Math and science interest him a lot too but he wasn’t interested in a related camp. I know next year is far more math-focused and I suppose we could work on those things but I don’t think we will. The charter school we go to does a big push for reading in K with reading groups grouped across two grades. He choose instead to go back to his preschool for a few weeks, which is a lovely, progressive play-based place. So it will be grinding-leaves for paint pigments and the like. And he has a week of art camp at the local museum. Maybe swim or dance lessons once a week.

He needs a lot of down time and I want summer to be free.

post #7 of 10
I try to have my boys read for an hour a day, but sometimes I forget. Each week we give them a writing prompt and they have to write a page long report on the topic after they research it. The prompts are given on Mon. and the papers due on Sat. This was the first week and ds1 was "how did baseball start" and ds2 was "the most interesting things about honey bees". Ds1 is our sports guy and ds2 is our brainiac, so the topics suit their personality.

I am teaching ds2 multiplication, we are up to the 4s so far and I randomly quiz him, in the car, waiting for ds1's baseball practice to be over, when I'm making dinner, etc. I also have ds1 help him by being the teacher. A great way to reinforce ds1's skills wink1.gif

Ds1 just finished 4th grade and ds2 just finished 2nd grade.

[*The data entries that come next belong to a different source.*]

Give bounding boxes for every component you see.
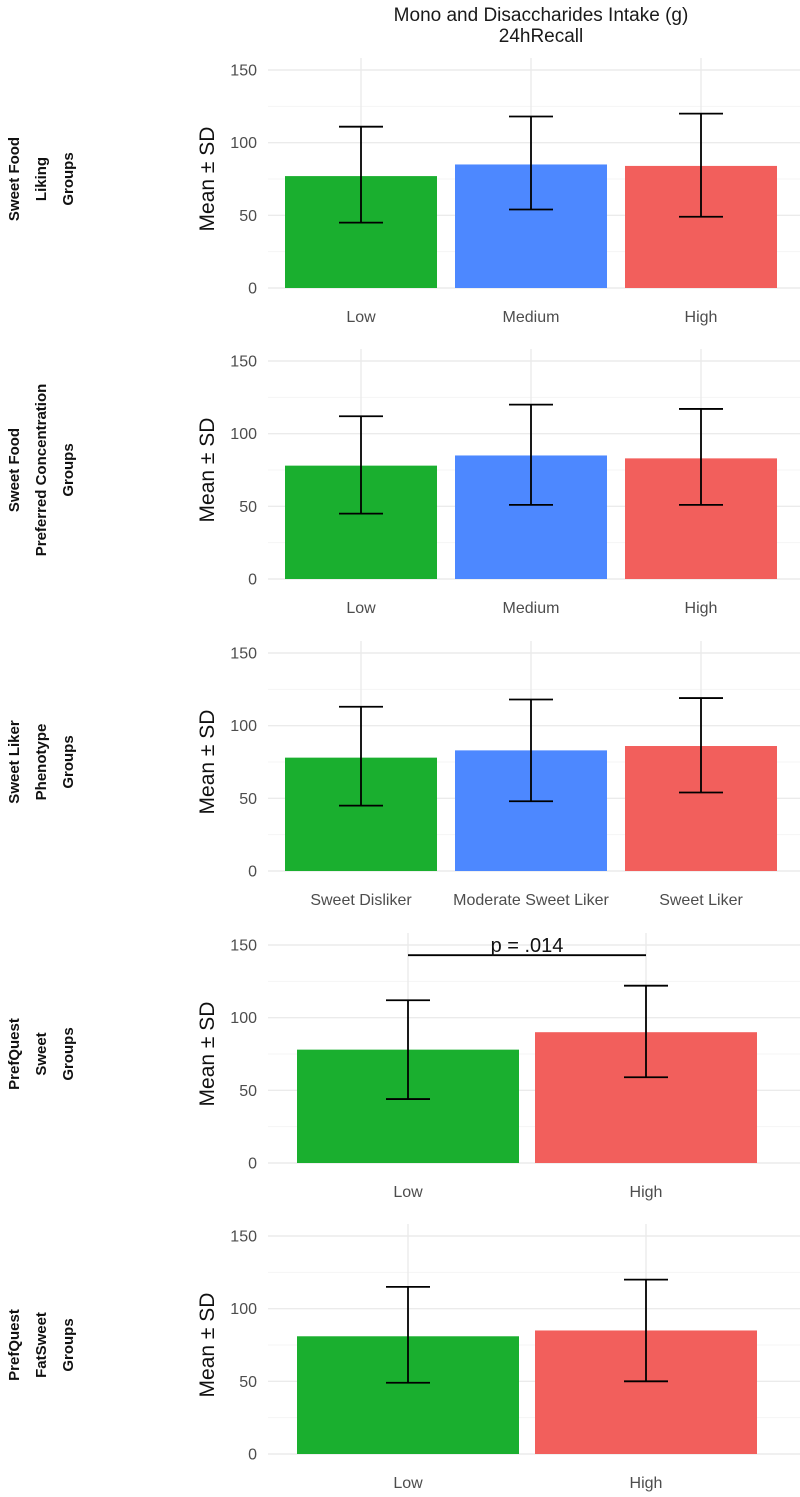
row-label-line: PrefQuest [6,1309,23,1381]
row-label-line: Sweet Food [6,428,23,512]
row-label-line: Sweet [33,1032,50,1075]
x-tick-label: High [630,1184,663,1201]
y-tick-label: 0 [248,281,257,298]
row-label: Sweet Liker Phenotype Groups [6,720,77,804]
error-bar [679,408,723,506]
row-label-line: FatSweet [33,1312,50,1378]
row-label-line: PrefQuest [6,1018,23,1090]
y-tick-label: 50 [239,1374,257,1391]
row-label: Sweet Food Preferred Concentration Groups [6,384,77,557]
error-bar [386,1285,430,1384]
y-tick-label: 100 [230,1010,257,1027]
row-label-line: Preferred Concentration [33,384,50,557]
error-bar [679,697,723,794]
row-label-line: Groups [60,735,77,788]
row-label-line: Liking [33,157,50,201]
y-tick-label: 0 [248,1447,257,1464]
error-bar [339,125,383,224]
error-bar [624,1278,668,1383]
y-tick-label: 150 [230,938,257,955]
x-tick-label: High [685,309,718,326]
row-label-line: Groups [60,443,77,496]
chart-panel: 0 50 100 150 Low Medium High Mean ± SD Sweet Foo… [6,58,800,326]
y-tick-label: 100 [230,426,257,443]
row-label-line: Phenotype [33,724,50,801]
error-bar [339,415,383,515]
x-tick-label: Sweet Liker [659,892,743,909]
x-tick-label: High [630,1475,663,1492]
row-label-line: Groups [60,152,77,205]
error-bar [624,984,668,1079]
y-tick-label: 0 [248,1156,257,1173]
row-label-line: Sweet Liker [6,720,23,804]
chart-panel: 0 50 100 150 Sweet Disliker Moderate Sweet Li… [6,641,800,909]
y-tick-label: 150 [230,646,257,663]
y-tick-label: 50 [239,499,257,516]
x-tick-label: Low [346,309,376,326]
chart-subtitle: 24hRecall [499,26,584,47]
x-tick-label: Moderate Sweet Liker [453,892,609,909]
x-tick-label: Low [346,600,376,617]
x-tick-label: Medium [503,600,560,617]
row-label: Sweet Food Liking Groups [6,137,77,221]
error-bar [339,705,383,807]
x-tick-label: High [685,600,718,617]
y-tick-label: 150 [230,1229,257,1246]
y-axis-title: Mean ± SD [196,710,219,815]
y-axis-title: Mean ± SD [196,1293,219,1398]
y-tick-label: 100 [230,1301,257,1318]
row-label-line: Groups [60,1027,77,1080]
y-tick-label: 150 [230,354,257,371]
y-tick-label: 150 [230,63,257,80]
y-axis-title: Mean ± SD [196,127,219,232]
error-bar [386,999,430,1100]
chart-title: Mono and Disaccharides Intake (g) [394,5,689,26]
y-axis-title: Mean ± SD [196,1002,219,1107]
y-axis-title: Mean ± SD [196,418,219,523]
x-tick-label: Low [393,1475,423,1492]
y-tick-label: 100 [230,718,257,735]
y-tick-label: 50 [239,208,257,225]
chart-panel: 0 50 100 150 Low High Mean ± SD PrefQuest Sweet G… [6,933,800,1201]
row-label-line: Sweet Food [6,137,23,221]
y-tick-label: 50 [239,791,257,808]
x-tick-label: Sweet Disliker [310,892,412,909]
p-value-label: p = .014 [491,935,564,957]
row-label-line: Groups [60,1318,77,1371]
y-tick-label: 100 [230,135,257,152]
chart-panel: 0 50 100 150 Low Medium High Mean ± SD Sweet Foo… [6,349,800,617]
row-label: PrefQuest FatSweet Groups [6,1309,77,1381]
panels: 0 50 100 150 Low Medium High Mean ± SD Sweet Foo… [6,58,800,1492]
row-label: PrefQuest Sweet Groups [6,1018,77,1090]
y-tick-label: 50 [239,1083,257,1100]
error-bar [679,112,723,218]
error-bar [509,115,553,211]
y-tick-label: 0 [248,572,257,589]
x-tick-label: Low [393,1184,423,1201]
error-bar [509,698,553,803]
x-tick-label: Medium [503,309,560,326]
chart-panel: 0 50 100 150 Low High Mean ± SD PrefQuest FatSwe… [6,1224,800,1492]
significance-annotation: p = .014 [408,935,646,957]
y-tick-label: 0 [248,864,257,881]
error-bar [509,403,553,506]
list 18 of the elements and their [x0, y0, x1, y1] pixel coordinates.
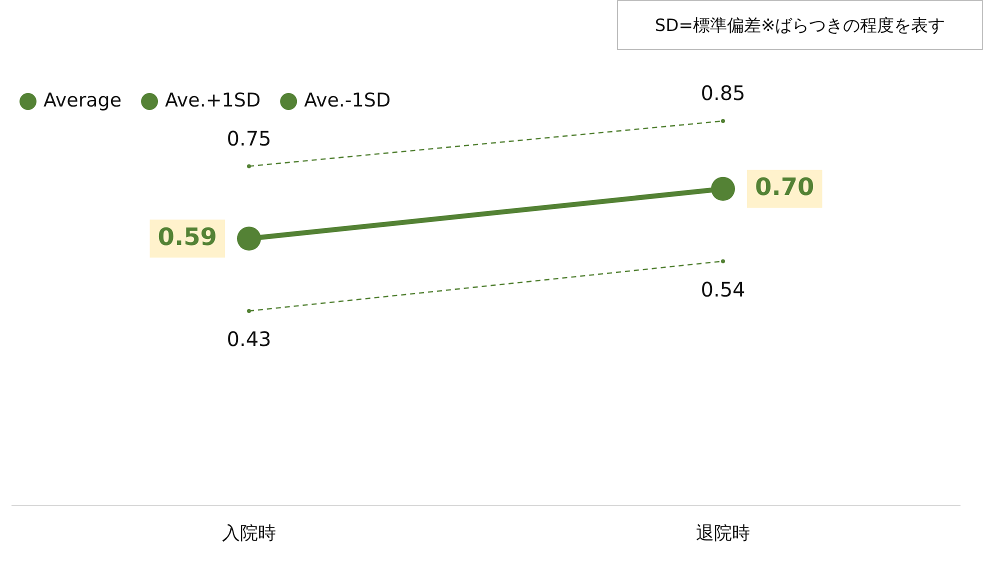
point — [721, 259, 725, 264]
x-tick-label: 入院時 — [222, 522, 276, 544]
legend-label: Ave.+1SD — [165, 89, 261, 112]
data-label: 0.43 — [226, 327, 272, 352]
point — [721, 119, 725, 123]
point — [711, 176, 735, 201]
data-label: 0.85 — [700, 81, 746, 106]
data-label: 0.54 — [700, 277, 746, 302]
text: SD=標準偏差※ばらつきの程度を表す — [617, 0, 983, 50]
x-tick-label: 退院時 — [696, 522, 750, 544]
legend-label: Ave.-1SD — [304, 89, 391, 112]
data-label: 0.59 — [158, 222, 218, 251]
data-label: 0.75 — [226, 126, 272, 150]
point — [247, 308, 251, 313]
point — [237, 226, 261, 251]
legend-label: Average — [44, 89, 122, 112]
data-label: 0.70 — [755, 173, 814, 202]
point — [247, 164, 251, 168]
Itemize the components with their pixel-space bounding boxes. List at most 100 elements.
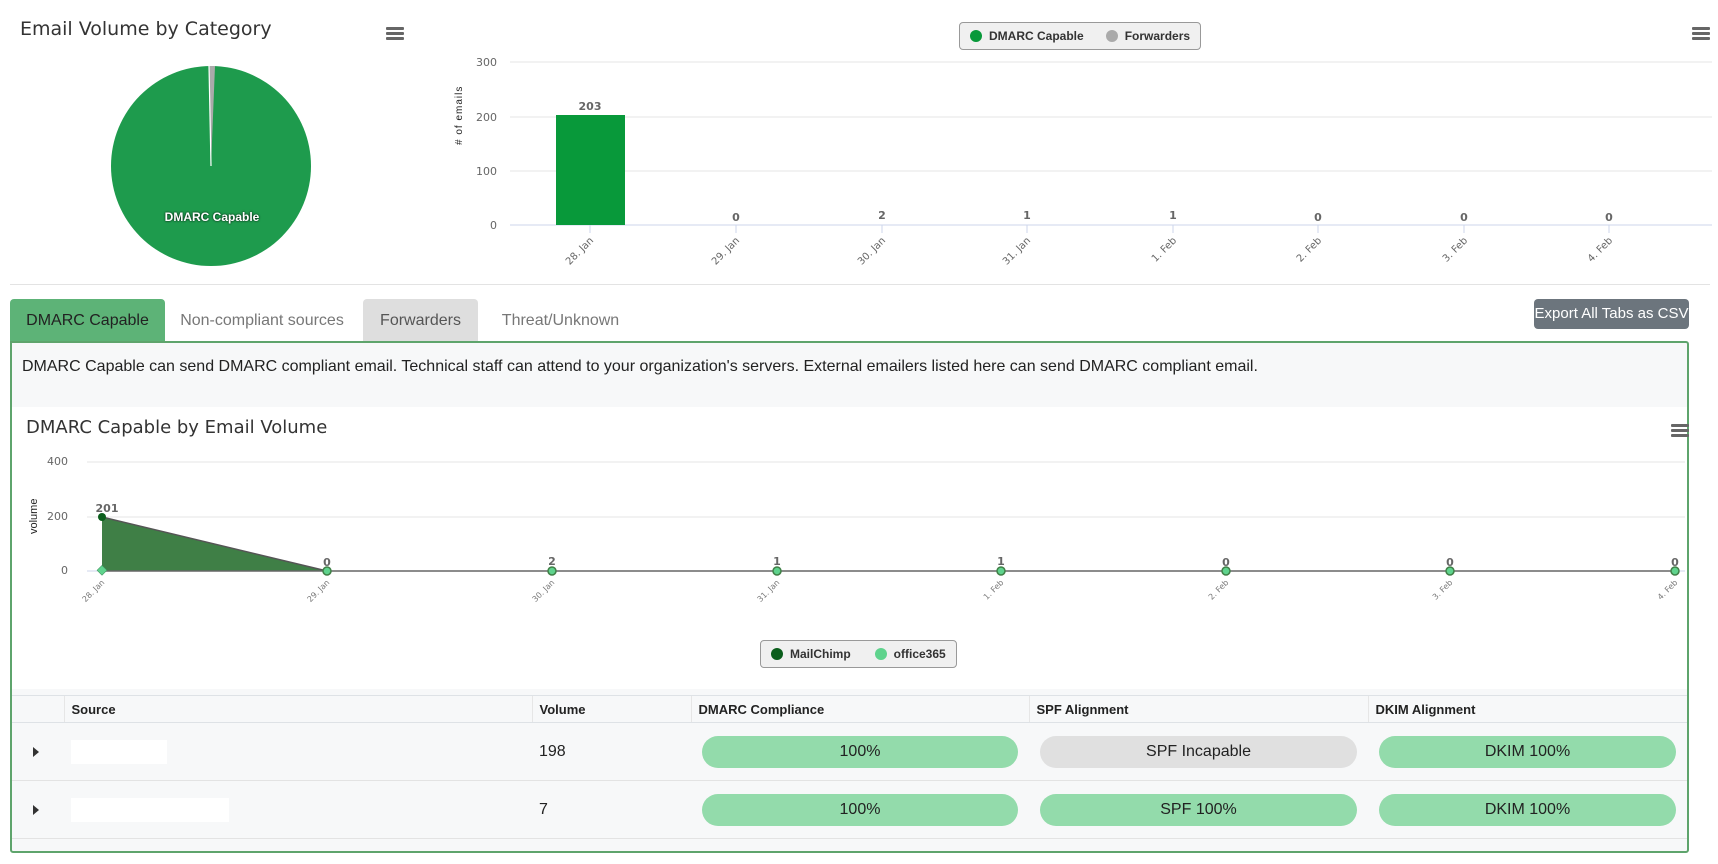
dkim-alignment-badge: DKIM 100% — [1379, 793, 1676, 826]
y-tick: 0 — [61, 564, 68, 577]
svg-text:203: 203 — [579, 100, 602, 113]
legend-dot-icon — [771, 648, 783, 660]
spf-alignment-badge: SPF 100% — [1040, 793, 1357, 826]
point[interactable] — [547, 566, 557, 576]
source-name[interactable] — [71, 797, 229, 822]
volume-cell: 198 — [532, 722, 691, 781]
svg-text:0: 0 — [1671, 556, 1679, 569]
y-axis-title: # of emails — [454, 85, 465, 145]
volume-cell: 7 — [532, 780, 691, 839]
legend-item-dmarc-capable[interactable]: DMARC Capable — [970, 29, 1084, 43]
bar-chart-legend: DMARC Capable Forwarders — [959, 22, 1202, 50]
sources-table: Source Volume DMARC Compliance SPF Align… — [12, 695, 1687, 839]
pie-chart-title: Email Volume by Category — [20, 18, 272, 40]
point[interactable] — [1221, 566, 1231, 576]
svg-text:3. Feb: 3. Feb — [1441, 235, 1470, 264]
svg-text:2. Feb: 2. Feb — [1207, 578, 1231, 602]
legend-item-office365[interactable]: office365 — [874, 647, 946, 661]
svg-text:0: 0 — [732, 211, 740, 224]
svg-text:29. Jan: 29. Jan — [710, 235, 742, 267]
point[interactable] — [322, 566, 332, 576]
col-dkim-alignment[interactable]: DKIM Alignment — [1367, 695, 1687, 723]
svg-text:29. Jan: 29. Jan — [306, 578, 332, 604]
tab-non-compliant-sources[interactable]: Non-compliant sources — [180, 312, 344, 329]
svg-text:0: 0 — [1222, 556, 1230, 569]
legend-item-forwarders[interactable]: Forwarders — [1105, 29, 1191, 43]
hamburger-menu-icon[interactable] — [1692, 27, 1710, 41]
point[interactable] — [1670, 566, 1680, 576]
point[interactable] — [1445, 566, 1455, 576]
point-mailchimp-28-jan[interactable] — [98, 513, 106, 521]
tab-description: DMARC Capable can send DMARC compliant e… — [22, 358, 1258, 375]
col-source[interactable]: Source — [63, 695, 532, 723]
legend-label: MailChimp — [790, 647, 851, 661]
table-row[interactable]: 198 100% SPF Incapable DKIM 100% — [12, 722, 1687, 781]
tab-dmarc-capable[interactable]: DMARC Capable — [10, 299, 165, 342]
y-tick: 100 — [476, 165, 497, 178]
expand-caret-icon[interactable] — [33, 804, 39, 815]
point[interactable] — [772, 566, 782, 576]
bar-28-jan[interactable] — [556, 115, 625, 225]
svg-text:1: 1 — [773, 555, 781, 568]
table-row[interactable]: 7 100% SPF 100% DKIM 100% — [12, 780, 1687, 839]
pie-chart — [111, 65, 311, 266]
source-name[interactable] — [71, 739, 167, 764]
svg-text:0: 0 — [1605, 211, 1613, 224]
svg-text:1: 1 — [997, 555, 1005, 568]
svg-text:4. Feb: 4. Feb — [1656, 578, 1680, 602]
y-tick: 300 — [476, 56, 497, 69]
expand-caret-icon[interactable] — [33, 746, 39, 757]
y-tick: 200 — [47, 510, 68, 523]
svg-text:2. Feb: 2. Feb — [1295, 235, 1324, 264]
col-spf-alignment[interactable]: SPF Alignment — [1028, 695, 1368, 723]
spf-alignment-badge: SPF Incapable — [1040, 735, 1357, 768]
tab-threat-unknown[interactable]: Threat/Unknown — [501, 312, 620, 329]
y-axis-title: volume — [28, 498, 40, 534]
svg-text:4. Feb: 4. Feb — [1586, 235, 1615, 264]
y-tick: 400 — [47, 455, 68, 468]
col-dmarc-compliance[interactable]: DMARC Compliance — [690, 695, 1029, 723]
svg-text:0: 0 — [1460, 211, 1468, 224]
pie-slice-label: DMARC Capable — [164, 210, 260, 224]
legend-label: office365 — [893, 647, 946, 661]
svg-text:201: 201 — [96, 502, 119, 515]
col-expand — [12, 695, 64, 723]
svg-text:31. Jan: 31. Jan — [756, 578, 782, 604]
col-volume[interactable]: Volume — [531, 695, 691, 723]
export-csv-button[interactable]: Export All Tabs as CSV — [1534, 299, 1689, 329]
svg-text:28. Jan: 28. Jan — [564, 235, 596, 267]
hamburger-menu-icon[interactable] — [386, 27, 404, 41]
legend-label: DMARC Capable — [989, 29, 1084, 43]
area-chart-legend: MailChimp office365 — [760, 640, 957, 668]
svg-text:2: 2 — [878, 209, 886, 222]
svg-text:1. Feb: 1. Feb — [982, 578, 1006, 602]
svg-text:28. Jan: 28. Jan — [81, 578, 107, 604]
table-header-row: Source Volume DMARC Compliance SPF Align… — [12, 695, 1687, 723]
legend-dot-icon — [1105, 30, 1118, 42]
y-tick: 0 — [490, 219, 497, 232]
svg-text:0: 0 — [323, 556, 331, 569]
svg-text:31. Jan: 31. Jan — [1001, 235, 1033, 267]
y-tick: 200 — [476, 111, 497, 124]
legend-label: Forwarders — [1124, 29, 1191, 43]
point[interactable] — [996, 566, 1006, 576]
legend-dot-icon — [970, 30, 982, 42]
svg-text:1: 1 — [1169, 209, 1177, 222]
bar-chart-plot: 203 0 2 1 1 0 0 0 28. Jan 29. Jan 30. Ja… — [510, 61, 1712, 268]
svg-text:1: 1 — [1023, 209, 1031, 222]
dmarc-compliance-badge: 100% — [702, 793, 1018, 826]
area-chart-panel: DMARC Capable by Email Volume volume 400… — [12, 407, 1689, 689]
tab-panel-dmarc-capable: DMARC Capable can send DMARC compliant e… — [10, 341, 1689, 853]
section-divider — [10, 284, 1710, 285]
svg-text:3. Feb: 3. Feb — [1431, 578, 1455, 602]
svg-text:0: 0 — [1446, 556, 1454, 569]
svg-text:1. Feb: 1. Feb — [1150, 235, 1179, 264]
dmarc-compliance-badge: 100% — [702, 735, 1018, 768]
svg-text:30. Jan: 30. Jan — [856, 235, 888, 267]
svg-text:30. Jan: 30. Jan — [531, 578, 557, 604]
tab-forwarders[interactable]: Forwarders — [363, 299, 478, 342]
hamburger-menu-icon[interactable] — [1671, 424, 1689, 438]
svg-text:2: 2 — [548, 555, 556, 568]
svg-text:0: 0 — [1314, 211, 1322, 224]
legend-item-mailchimp[interactable]: MailChimp — [771, 647, 851, 661]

Have you tried math apps? Kids love those and they keep their attention longer than worksheets. One my kids love is Math Bingo.
post #8 of 10

My rising 6th grader is a struggling reader but is now at grade level. One of our goals will be to see her a 6+ something at the start of the school year. We did a lot of work two summers ago and managed to improve her reading levels so that will be a goal this summer. The main thing at this grade level for my DC will be finding her another series that she can really sink into. 


We will also work on writing, which she is behind on. I haven't decided how to do that. I am considering a large-scale, long-term writing and editing project but am not sure. Feeling a bit out of my depth for the spelling, writing education. Way more so than with reading. 


Other than that DC is doing fine and we will focus on hanging out and having a good time. 

post #9 of 10

There's not a lot we need to do to promote summer learning. The kids natural interests lead them to some intellectual pursuits through summer programs they choose. DS 12 is taking a Robotics course this summer and super excited about it. My eldest is taking a summer art history at the college for fun. Then they have their other activities like theatre and music which is valuable to us too.


However, my youngest has some pretty serious penmanship issues and always has. Taking 13 weeks off from the physical act of writing is just not a good idea for him. We have always required he do a little writing every week whether it was a cursive program through Handwriting Without Tears or just a few paragraphs on a movie he liked. It helps him maintain and not drop down to totally illegible in the fall.

post #10 of 10

We don't do anything for summer learning. We go to the library every couple of weeks or so and the kids can pick any books they want. Ds is an avid reader, he usually finishes his books the day he brings them home.

Other than that, we do some crafts on rainy days, or go to museums.

Ds goes to a couple of day camps, but they are sport-related, and one is a farm day camp.


I think he needs this time to be away from school work.

Edited to add that ds just decided to create his own website. So I opened an account for him and let him play with it a bit during dd's nap. He learned how to edit, change font, colour and size of letters. He uploaded a couple of pictures and said he wanted to take some more pictures of science experiments. We'll see where this will lead, for now he's having fun :) Don't know if I should include this in "summer learning" or not.